Foolscap's downright exquisite edition of Ursula Le Guin's Direction of the Road, the story of an oak tree from its own perspective, is a sort of bookmaker's onomatopoeia. The linen paper made by the Saint-Armand mill mimics the sound of the rustling of leaves as you turn the pages.
"During the last 50 years, the conception and production of the book has evolved into an art form that exceeds all former standards for the book as object. Book arts have become a mature medium," according to Roberto Trujillo, head of the Stanford Libraries' Department of Special Collections.
Koch added that the exhibition features "five of the most exciting presses in California – and they are literary presses." One is his own Berkeley-based Peter Koch Printers. The other featured enterprises include Santa Cruz's Foolscap Press (Peggy Gotthold and Lawrence Van Velzer) and Moving Parts Press (Felicia Rice), Sherman Oaks' Ninja Press (Carolee Campbell) and Isla Vista's Turkey Press (Harry and Sandra Reese).
All the 50-or-so works in the exhibition are owned by the Stanford University Libraries, which collaborated with the Cantor Arts Center to mount the exhibition.
Each of the five presses has a few works for sale in the Cantor bookstore, with prices ranging from $250 to $3,500. (The exhibition catalog, The Art of the Book in California: Five Contemporary Presses, is a comparative steal at $30 in the bookstore.)
"A book doesn't want to be imprisoned behind glass," said Koch – a book wants to be held.

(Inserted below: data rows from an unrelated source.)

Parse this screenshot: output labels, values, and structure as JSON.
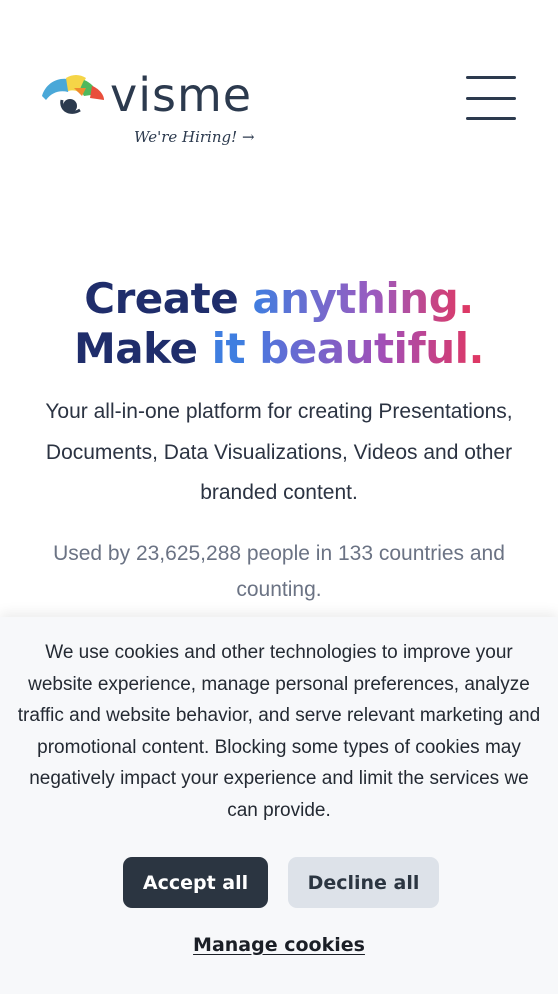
{
  "header": {
    "logo_text": "visme",
    "hiring_text": "We're Hiring!",
    "hiring_arrow": "→",
    "menu_icon": "hamburger-menu-icon"
  },
  "hero": {
    "title_line1": {
      "part1": "Create ",
      "part2": "anything."
    },
    "title_line2": {
      "part1": "Make ",
      "part2": "it ",
      "part3": "beautiful."
    },
    "subtitle": "Your all-in-one platform for creating Presentations, Documents, Data Visualizations, Videos and other branded content.",
    "users_text": "Used by 23,625,288 people in 133 countries and counting."
  },
  "cookie_banner": {
    "text": "We use cookies and other technologies to improve your website experience, manage personal preferences, analyze traffic and website behavior, and serve relevant marketing and promotional content. Blocking some types of cookies may negatively impact your experience and limit the services we can provide.",
    "accept_label": "Accept all",
    "decline_label": "Decline all",
    "manage_label": "Manage cookies"
  },
  "colors": {
    "brand_dark": "#1f2d6b",
    "brand_blue": "#3f7ee0",
    "brand_pink": "#e2365f",
    "button_dark": "#2b3541",
    "button_light": "#dde2e9"
  }
}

Readers need to "have an intimate relationship with it."
Maybe, but to many viewers the exhibition of book arts is more akin to an haute couture fashion show – you wouldn't expect to wear the clothes you see on the Milanese runway. They're there for the looking.
A companion exhibition, "Illustrated Title Pages: 1500-1900," on view through Oct. 16, shows the development of layouts, printmaking techniques and typography through title pages. The exhibition features 60 illustrated title pages from the Cantor collection, with loans of about 20 books from the Stanford Libraries' Department of Special Collections. Included are editions of the Bible and title pages from works by Aristotle, Chaucer, Dante and Vasari.